NEWS of the deaths sent shock waves among soldiers and their families at the Army's largest garrison.

Barracks at Catterick, in North Yorkshire, were eerily quiet yesterday, as so many of the regiments based there are en route to the Gulf.

Within days, they will be taking over military operations around Basra from the 7th Armoured Brigade, which has been in the country since Allied forces crossed the Iraqi border on March 20.

Although the fighting may be over, Tuesday's attacks in Al Majar Al-Kabir and Al Amarah is a stark reminder that a very real danger remains.

Troops from 19 Mechanised Brigade spent much of last summer on the Canadian prairies preparing for just such a deployment.

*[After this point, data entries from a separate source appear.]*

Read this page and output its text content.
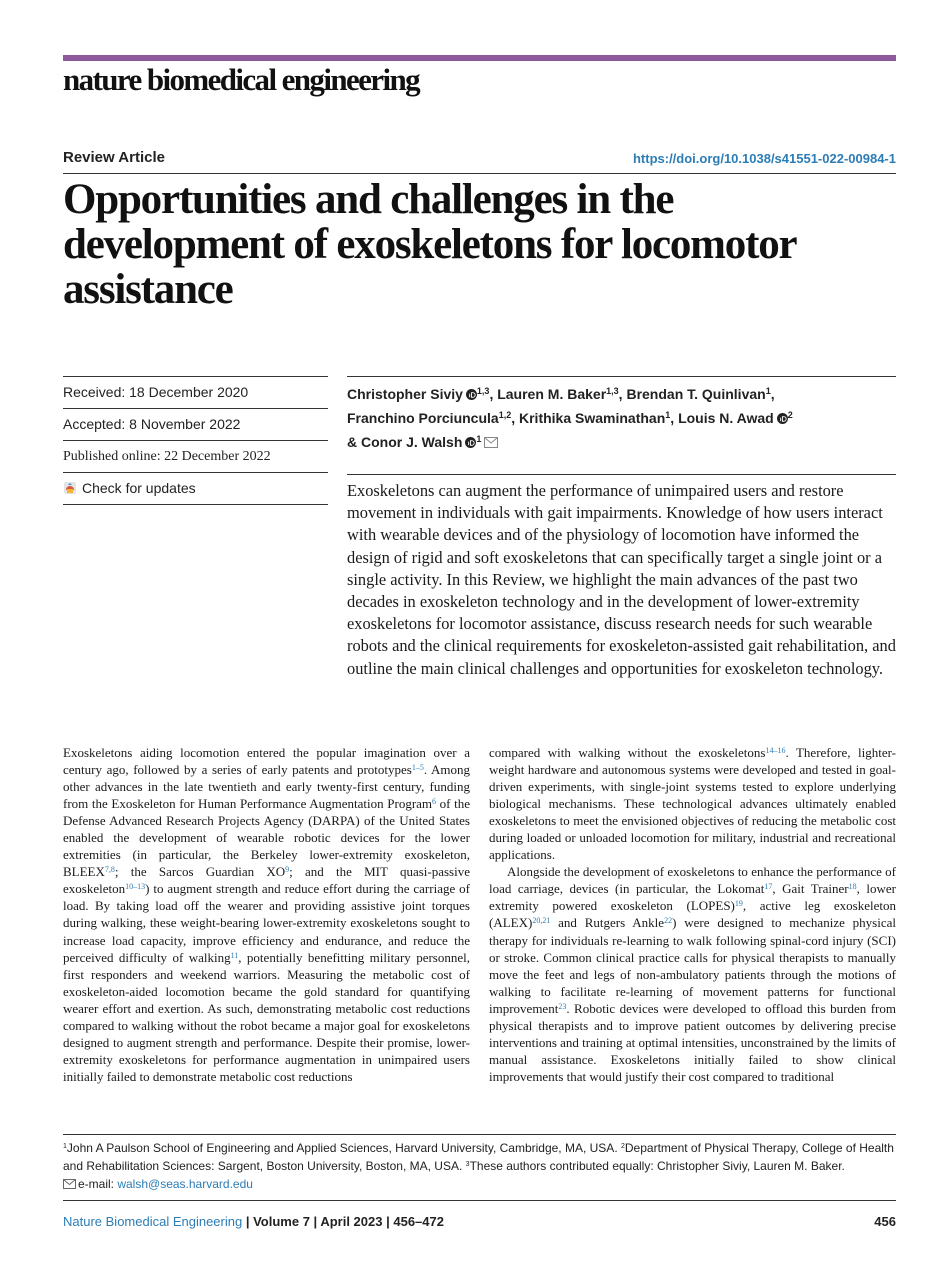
nature biomedical engineering
Review Article	https://doi.org/10.1038/s41551-022-00984-1
Opportunities and challenges in the development of exoskeletons for locomotor assistance
Received: 18 December 2020
Accepted: 8 November 2022
Published online: 22 December 2022
Check for updates
Christopher Siviy $^{1,3}$, Lauren M. Baker$^{1,3}$, Brendan T. Quinlivan$^1$,
Franchino Porciuncula$^{1,2}$, Krithika Swaminathan$^1$, Louis N. Awad $^2$
& Conor J. Walsh $^1$
Exoskeletons can augment the performance of unimpaired users and restore movement in individuals with gait impairments. Knowledge of how users interact with wearable devices and of the physiology of locomotion have informed the design of rigid and soft exoskeletons that can specifically target a single joint or a single activity. In this Review, we highlight the main advances of the past two decades in exoskeleton technology and in the development of lower-extremity exoskeletons for locomotor assistance, discuss research needs for such wearable robots and the clinical requirements for exoskeleton-assisted gait rehabilitation, and outline the main clinical challenges and opportunities for exoskeleton technology.

Exoskeletons aiding locomotion entered the popular imagination over a century ago, followed by a series of early patents and prototypes$^{1-5}$. Among other advances in the late twentieth and early twenty-first century, funding from the Exoskeleton for Human Performance Augmentation Program$^6$ of the Defense Advanced Research Projects Agency (DARPA) of the United States enabled the development of wearable robotic devices for the lower extremities (in particular, the Berkeley lower-extremity exoskeleton, BLEEX$^{7,8}$; the Sarcos Guardian $XO^9$; and the MIT quasi-passive exoskeleton$^{10-13}$) to augment strength and reduce effort during the carriage of load. By taking load off the wearer and providing assistive joint torques during walking, these weight-bearing lower-extremity exoskeletons sought to increase load capacity, improve efficiency and endurance, and reduce the perceived difficulty of walking$^{11}$, potentially benefitting military personnel, first responders and weekend warriors. Measuring the metabolic cost of exoskeleton-aided locomotion became the gold standard for quantifying wearer effort and exertion. As such, demonstrating metabolic cost reductions compared to walking without the robot became a major goal for exoskeletons designed to augment strength and performance. Despite their promise, lower-extremity exoskeletons for performance augmentation in unimpaired users initially failed to demonstrate metabolic cost reductions

compared with walking without the exoskeletons$^{14-16}$. Therefore, lighter-weight hardware and autonomous systems were developed and tested in goal-driven experiments, with single-joint systems tested to explore underlying biological mechanisms. These technological advances ultimately enabled exoskeletons to meet the envisioned objectives of reducing the metabolic cost during loaded or unloaded locomotion for military, industrial and recreational applications.

Alongside the development of exoskeletons to enhance the performance of load carriage, devices (in particular, the Lokomat$^{17}$, Gait Trainer$^{18}$, lower extremity powered exoskeleton (LOPES)$^{19}$, active leg exoskeleton (ALEX)$^{20,21}$ and Rutgers Ankle$^{22}$) were designed to mechanize physical therapy for individuals re-learning to walk following spinal-cord injury (SCI) or stroke. Common clinical practice calls for physical therapists to manually move the feet and legs of non-ambulatory patients through the motions of walking to facilitate re-learning of movement patterns for functional improvement$^{23}$. Robotic devices were developed to offload this burden from physical therapists and to improve patient outcomes by delivering precise interventions and training at optimal intensities, unconstrained by the limits of manual assistance. Exoskeletons initially failed to show clinical improvements that would justify their cost compared to traditional

$^1$John A Paulson School of Engineering and Applied Sciences, Harvard University, Cambridge, MA, USA. $^2$Department of Physical Therapy, College of Health and Rehabilitation Sciences: Sargent, Boston University, Boston, MA, USA. $^3$These authors contributed equally: Christopher Siviy, Lauren M. Baker.
e-mail: walsh@seas.harvard.edu
Nature Biomedical Engineering | Volume 7 | April 2023 | 456–472	456
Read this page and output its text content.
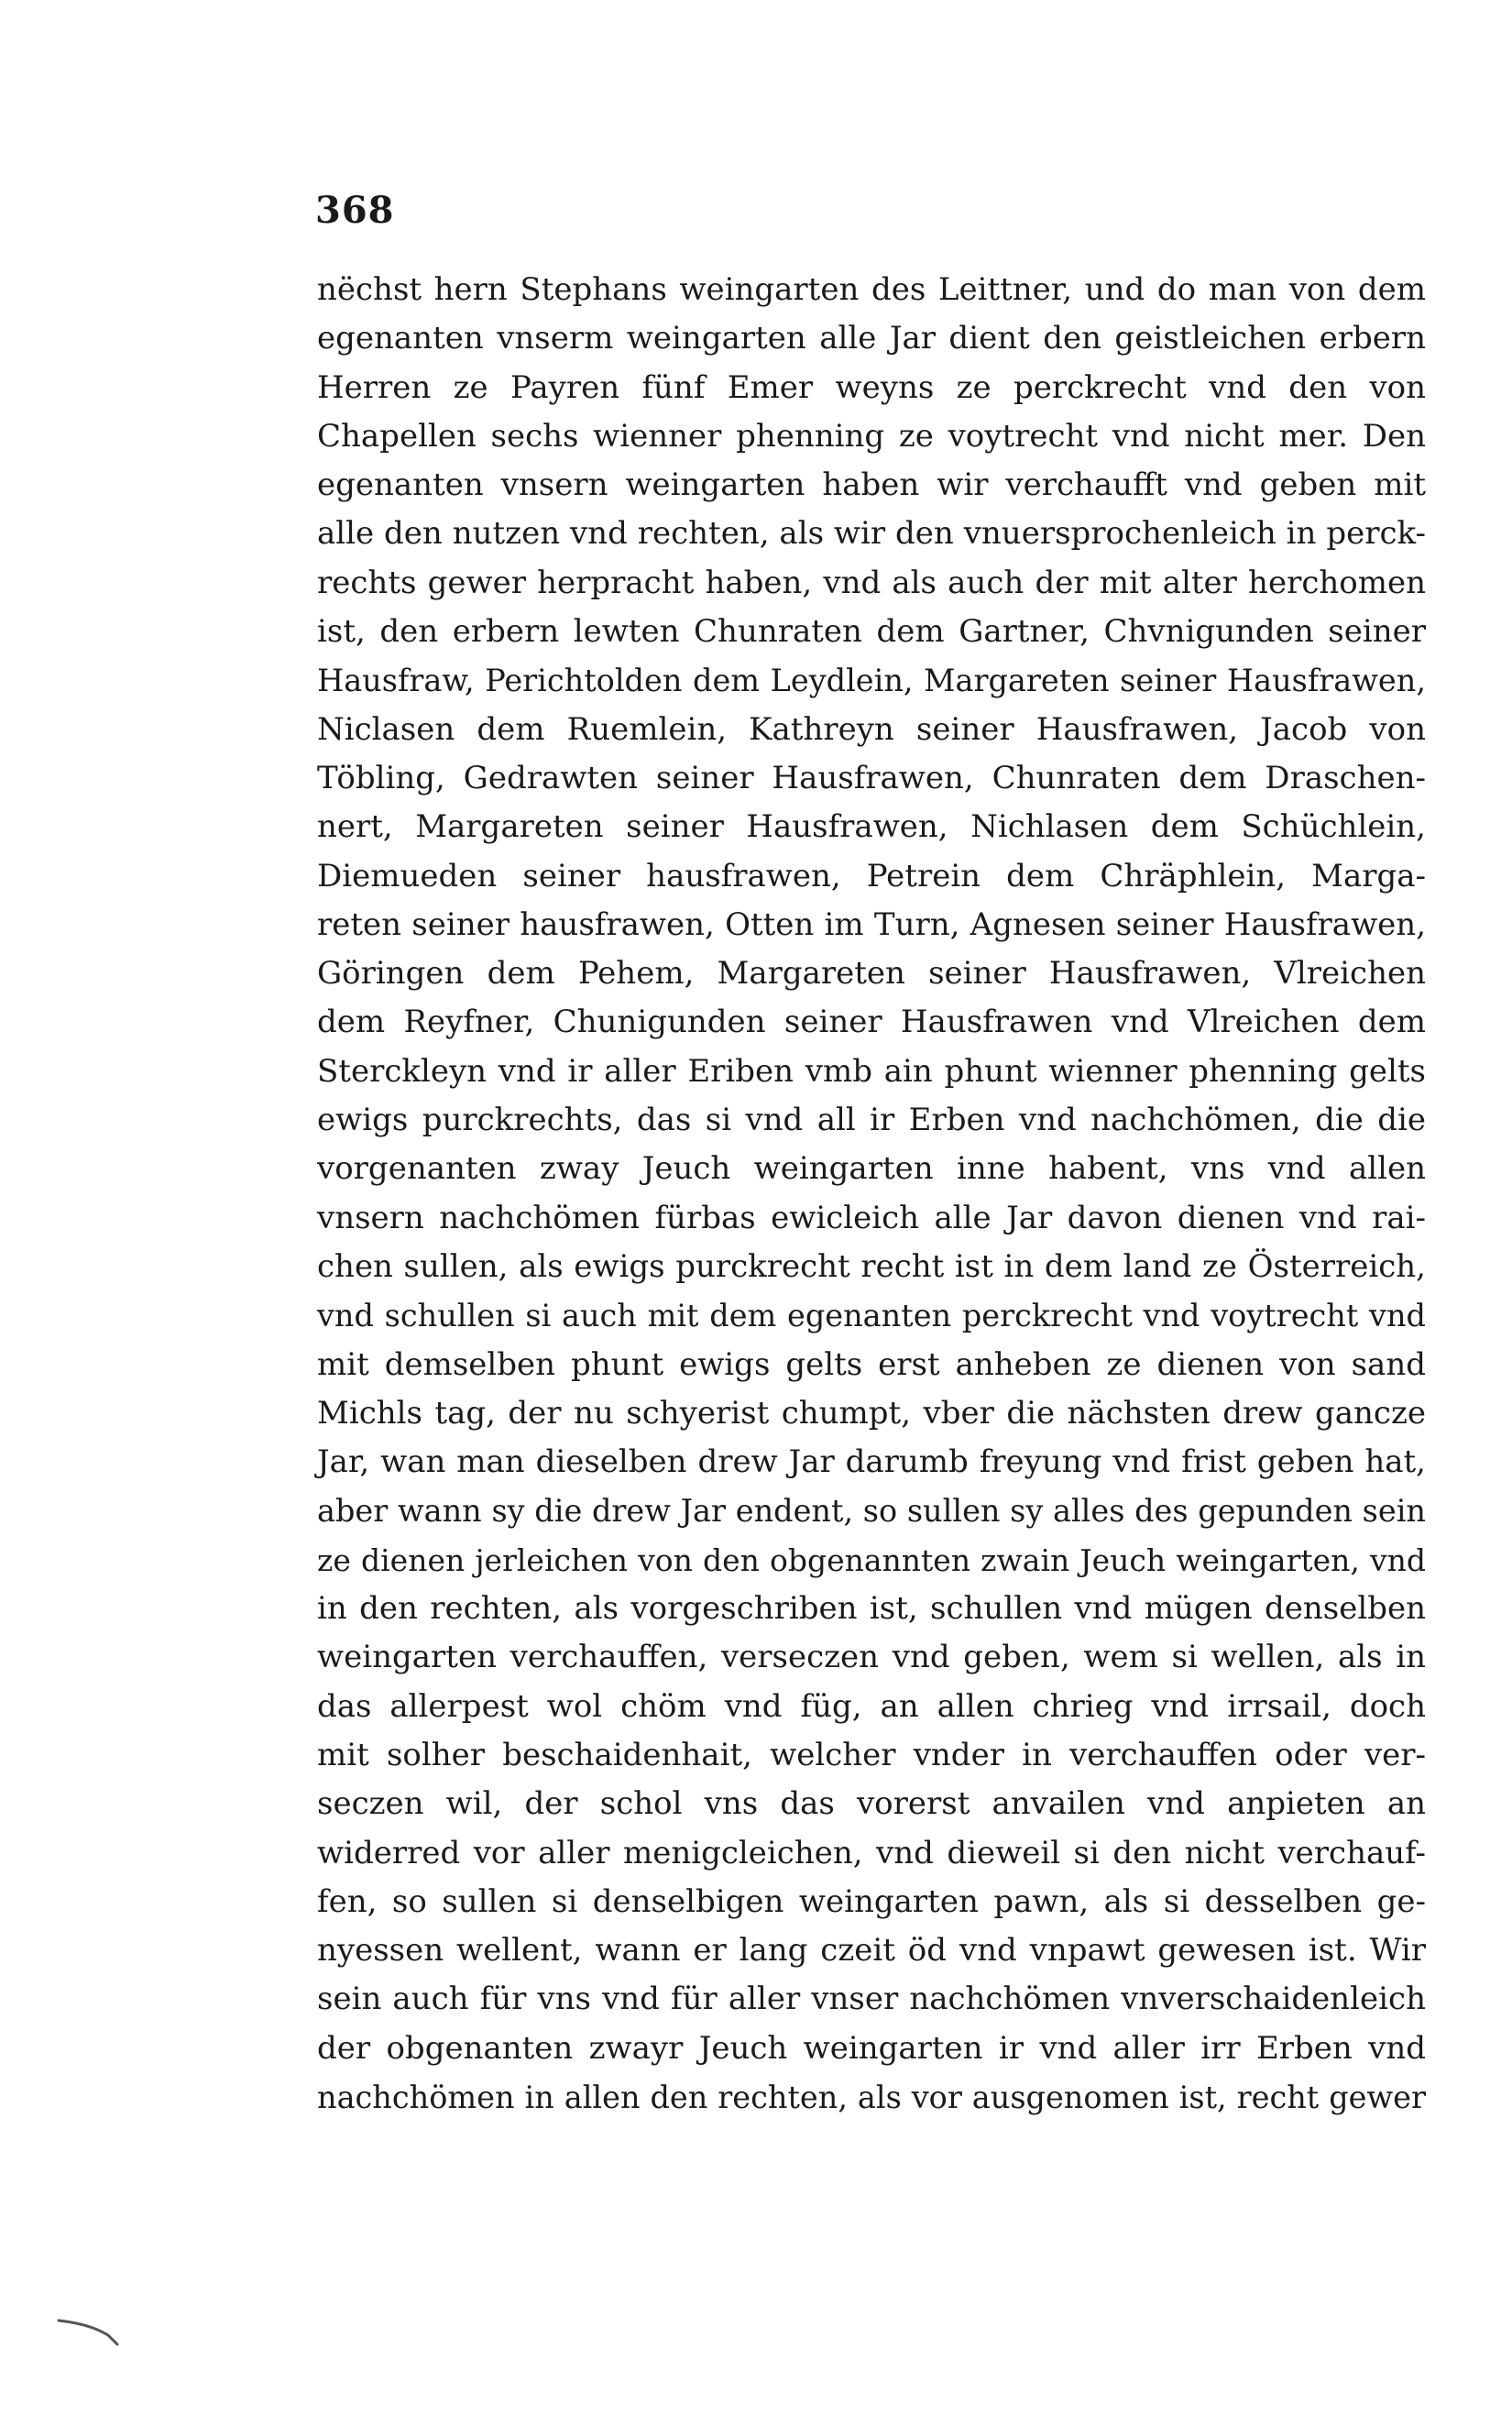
368
nëchst hern Stephans weingarten des Leittner, und do man von dem
egenanten vnserm weingarten alle Jar dient den geistleichen erbern
Herren ze Payren fünf Emer weyns ze perckrecht vnd den von
Chapellen sechs wienner phenning ze voytrecht vnd nicht mer. Den
egenanten vnsern weingarten haben wir verchaufft vnd geben mit
alle den nutzen vnd rechten, als wir den vnuersprochenleich in perck-
rechts gewer herpracht haben, vnd als auch der mit alter herchomen
ist, den erbern lewten Chunraten dem Gartner, Chvnigunden seiner
Hausfraw, Perichtolden dem Leydlein, Margareten seiner Hausfrawen,
Niclasen dem Ruemlein, Kathreyn seiner Hausfrawen, Jacob von
Töbling, Gedrawten seiner Hausfrawen, Chunraten dem Draschen-
nert, Margareten seiner Hausfrawen, Nichlasen dem Schüchlein,
Diemueden seiner hausfrawen, Petrein dem Chräphlein, Marga-
reten seiner hausfrawen, Otten im Turn, Agnesen seiner Hausfrawen,
Göringen dem Pehem, Margareten seiner Hausfrawen, Vlreichen
dem Reyfner, Chunigunden seiner Hausfrawen vnd Vlreichen dem
Sterckleyn vnd ir aller Eriben vmb ain phunt wienner phenning gelts
ewigs purckrechts, das si vnd all ir Erben vnd nachchömen, die die
vorgenanten zway Jeuch weingarten inne habent, vns vnd allen
vnsern nachchömen fürbas ewicleich alle Jar davon dienen vnd rai-
chen sullen, als ewigs purckrecht recht ist in dem land ze Österreich,
vnd schullen si auch mit dem egenanten perckrecht vnd voytrecht vnd
mit demselben phunt ewigs gelts erst anheben ze dienen von sand
Michls tag, der nu schyerist chumpt, vber die nächsten drew gancze
Jar, wan man dieselben drew Jar darumb freyung vnd frist geben hat,
aber wann sy die drew Jar endent, so sullen sy alles des gepunden sein
ze dienen jerleichen von den obgenannten zwain Jeuch weingarten, vnd
in den rechten, als vorgeschriben ist, schullen vnd mügen denselben
weingarten verchauffen, verseczen vnd geben, wem si wellen, als in
das allerpest wol chöm vnd füg, an allen chrieg vnd irrsail, doch
mit solher beschaidenhait, welcher vnder in verchauffen oder ver-
seczen wil, der schol vns das vorerst anvailen vnd anpieten an
widerred vor aller menigcleichen, vnd dieweil si den nicht verchauf-
fen, so sullen si denselbigen weingarten pawn, als si desselben ge-
nyessen wellent, wann er lang czeit öd vnd vnpawt gewesen ist. Wir
sein auch für vns vnd für aller vnser nachchömen vnverschaidenleich
der obgenanten zwayr Jeuch weingarten ir vnd aller irr Erben vnd
nachchömen in allen den rechten, als vor ausgenomen ist, recht gewer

They returned home across the Atlantic as the UK's "instant-readiness force" and, if it had not been for the firefighters' strike, they would have led the thrust into southern Iraq instead of the Desert Rats.

Instead, the 4,000-strong brigade arrives in the Middle East as a relief force - just as tensions have soared.

Units that were arriving in Iraq yesterday included 1st Battalion of the King's Regiment - an armoured infantry unit based at Catterick's Bourlon Barracks - 1st Battalion of the Queen's Lancashire Regiment, from the garrison's Alma Barracks, and the 1st Battalion of the King's Own Scottish Borderers, from the base's Somme Barracks.

The garrison has also sent 3 Close Support Medical Regiment and the 5th Battalion of the Royal Electrical and Mechanical Engineers, a company of Royal Military Police, a detachment from the Royal Logistical Corps' bomb disposal squad, and a Headquarters and Signals squadron.

Sappers from Ripon's 38 Engineer Regiment flew out last week, while the Royal Artillery's 40 Regiment, based at Alanbrooke Barracks, near Thirsk, and 5 Regiment, from Marne Barracks, Catterick, are also part of the brigade.

Some of the soldiers served with units which were part of the first phase of the war with Iraq who returned for leave in the UK - only to be sent straight back again.

Ripon-based Sapper Mark McCay admitted the situation in the Gulf now could be potentially more dangerous.

"Although we have to be as friendly as we can with the locals, it will be best not to trust anyone," he said. "Suicide bombers pose a real risk and we will always have to be on our guard."

Regular units will be supplemented by reservists, including 150 soldiers from the Territorial Army's Tyne Tees Regiment, which recruits in Durham, Cleveland and North Yorkshire, and a similar number from 168 Pioneer Regiment, which has units in Teesside and Northumberland.